During the same time, he worked as bartender and manager at a bar where guests, in their own words, got a taste of “the best mojitos and margaritas” in the tropical country.
Several years ago, he started educating himself to become a copywriter who is now able to write in almost flawless English and loves his entrepreneurial journey so much that calls it “the best decision ever”.
All this, along with the positive results he has produced for his clients, makes him qualified to offer more pieces of advice about writing.
Pelle says the experience of writing music helped him understand the importance of having a clear structure in mind before starting to write.
“Also, if all your sentences are the exact same length, like either really short or really long, the flow and the rhythm is gone. So you have to change things up. That’s how I think when I write.”

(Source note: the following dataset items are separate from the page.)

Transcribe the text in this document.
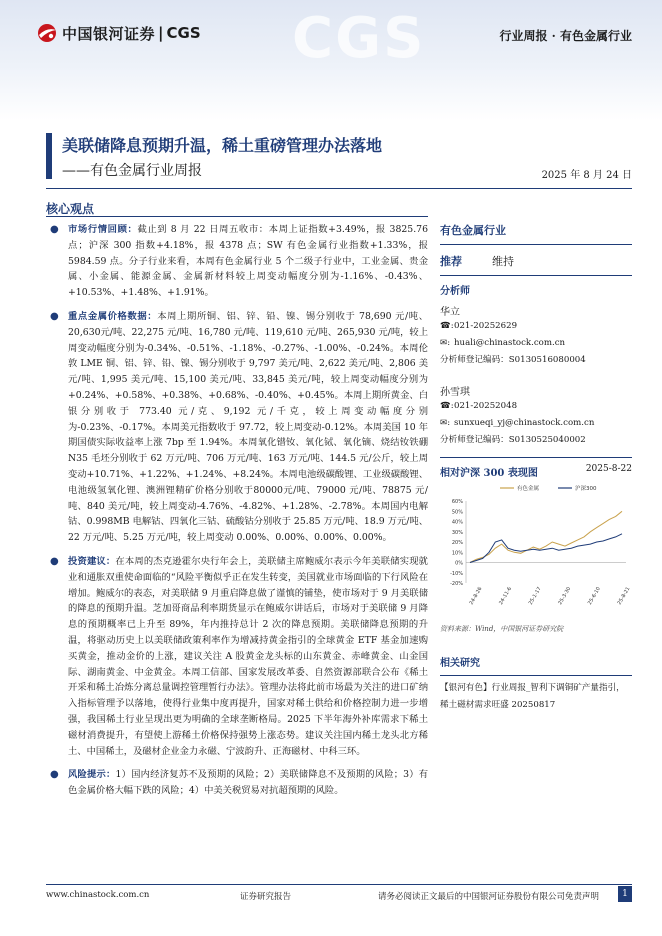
CGS
中国银河证券 | CGS	行业周报 · 有色金属行业
美联储降息预期升温，稀土重磅管理办法落地
——有色金属行业周报	2025 年 8 月 24 日
核心观点
● 市场行情回顾：截止到 8 月 22 日周五收市：本周上证指数+3.49%，报 3825.76 点；沪深 300 指数+4.18%，报 4378 点；SW 有色金属行业指数+1.33%，报 5984.59 点。分子行业来看，本周有色金属行业 5 个二级子行业中，工业金属、贵金属、小金属、能源金属、金属新材料较上周变动幅度分别为-1.16%、-0.43%、+10.53%、+1.48%、+1.91%。
● 重点金属价格数据：本周上期所铜、铝、锌、铅、镍、锡分别收于 78,690 元/吨、20,630元/吨、22,275 元/吨、16,780 元/吨、119,610 元/吨、265,930 元/吨，较上周变动幅度分别为-0.34%、-0.51%、-1.18%、-0.27%、-1.00%、-0.24%。本周伦敦 LME 铜、铝、锌、铅、镍、锡分别收于 9,797 美元/吨、2,622 美元/吨、2,806 美元/吨、1,995 美元/吨、15,100 美元/吨、33,845 美元/吨，较上周变动幅度分别为+0.24%、+0.58%、+0.38%、+0.68%、-0.40%、+0.45%。本周上期所黄金、白银分别收于 773.40 元/克、9,192 元/千克，较上周变动幅度分别为-0.23%、-0.17%。本周美元指数收于 97.72，较上周变动-0.12%。本周美国 10 年期国债实际收益率上涨 7bp 至 1.94%。本周氧化镨钕、氧化铽、氧化镝、烧结钕铁硼 N35 毛坯分别收于 62 万元/吨、706 万元/吨、163 万元/吨、144.5 元/公斤，较上周变动+10.71%、+1.22%、+1.24%、+8.24%。本周电池级碳酸锂、工业级碳酸锂、电池级氢氧化锂、澳洲锂精矿价格分别收于80000元/吨、79000 元/吨、78875 元/吨、840 美元/吨，较上周变动-4.76%、-4.82%、+1.28%、-2.78%。本周国内电解钴、0.998MB 电解钴、四氧化三钴、硫酸钴分别收于 25.85 万元/吨、18.9 万元/吨、22 万元/吨、5.25 万元/吨，较上周变动 0.00%、0.00%、0.00%、0.00%。
● 投资建议：在本周的杰克逊霍尔央行年会上，美联储主席鲍威尔表示今年美联储实现就业和通胀双重使命面临的“风险平衡似乎正在发生转变，美国就业市场面临的下行风险在增加。鲍威尔的表态，对美联储 9 月重启降息做了谨慎的铺垫，使市场对于 9 月美联储的降息的预期升温。芝加哥商品利率期货显示在鲍威尔讲话后，市场对于美联储 9 月降息的预期概率已上升至 89%，年内推持总计 2 次的降息预期。美联储降息预期的升温，将驱动历史上以美联储政策利率作为增减持黄金指引的全球黄金 ETF 基金加速购买黄金，推动金价的上涨，建议关注 A 股黄金龙头标的山东黄金、赤峰黄金、山金国际、湖南黄金、中金黄金。本周工信部、国家发展改革委、自然资源部联合公布《稀土开采和稀土冶炼分离总量调控管理暂行办法》。管理办法将此前市场最为关注的进口矿纳入指标管理予以落地，使得行业集中度再提升，国家对稀土供给和价格控制力进一步增强，我国稀土行业呈现出更为明确的全球垄断格局。2025 下半年海外补库需求下稀土磁材消费提升，有望使上游稀土价格保持强势上涨态势。建议关注国内稀土龙头北方稀土、中国稀土，及磁材企业金力永磁、宁波韵升、正海磁材、中科三环。
● 风险提示：1）国内经济复苏不及预期的风险；2）美联储降息不及预期的风险；3）有色金属价格大幅下跌的风险；4）中美关税贸易对抗超预期的风险。
有色金属行业
推荐	维持
分析师
华立
☎:021-20252629
✉: huali@chinastock.com.cn
分析师登记编码：S0130516080004
孙雪琪
☎:021-20252048
✉: sunxueqi_yj@chinastock.com.cn
分析师登记编码：S0130525040002
相对沪深 300 表现图	2025-8-22
60%
50%
40%
30%
20%
10%
0%
-10%
-20%
24-8-26	24-11-6	25-1-17	25-3-30	25-6-10	25-8-21
有色金属	沪深300
资料来源：Wind，中国银河证券研究院
相关研究
【银河有色】行业周报_智利下调铜矿产量指引，稀土磁材需求旺盛 20250817
www.chinastock.com.cn	证券研究报告	请务必阅读正文最后的中国银河证券股份有限公司免责声明	1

He thinks another good trick to improve and humanize one’s writing and make it more relatable is to read it out loud to make sure it has a “natural, conversational flow”.
Pelle suggests that writers, especially B2B copywriters, take a step back from the screen and read the piece from a distance to see if it has a good overview.
“It’s because readers usually don’t read every single word on a website and just skim the headlines and key points.”
Even with the average attention span getting shorter and shorter, Pelle believes there is still room for longer content that educates and informs.
“They say the ideal post length from an SEO perspective is 1,600 words. But first you should be sure that you’re providing value to readers.”
The curse of perfectionism
On how writers can avoid the trap of perfectionism which can lead to procrastination, he said the secret is separating writing from editing, taking a break before going through the article again, and remembering that “no one cares about the last 5%”.
Pelle, who plans to prepare a course on B2B copywriting, advises writers to “keep writing every day no matter how you feel because the biggest hurdle is to get started.”
“Those who are interested in this field can reach out to me for any kind of help,” he said, expressing hope for a future where the stories of products and services are told by human marketers again.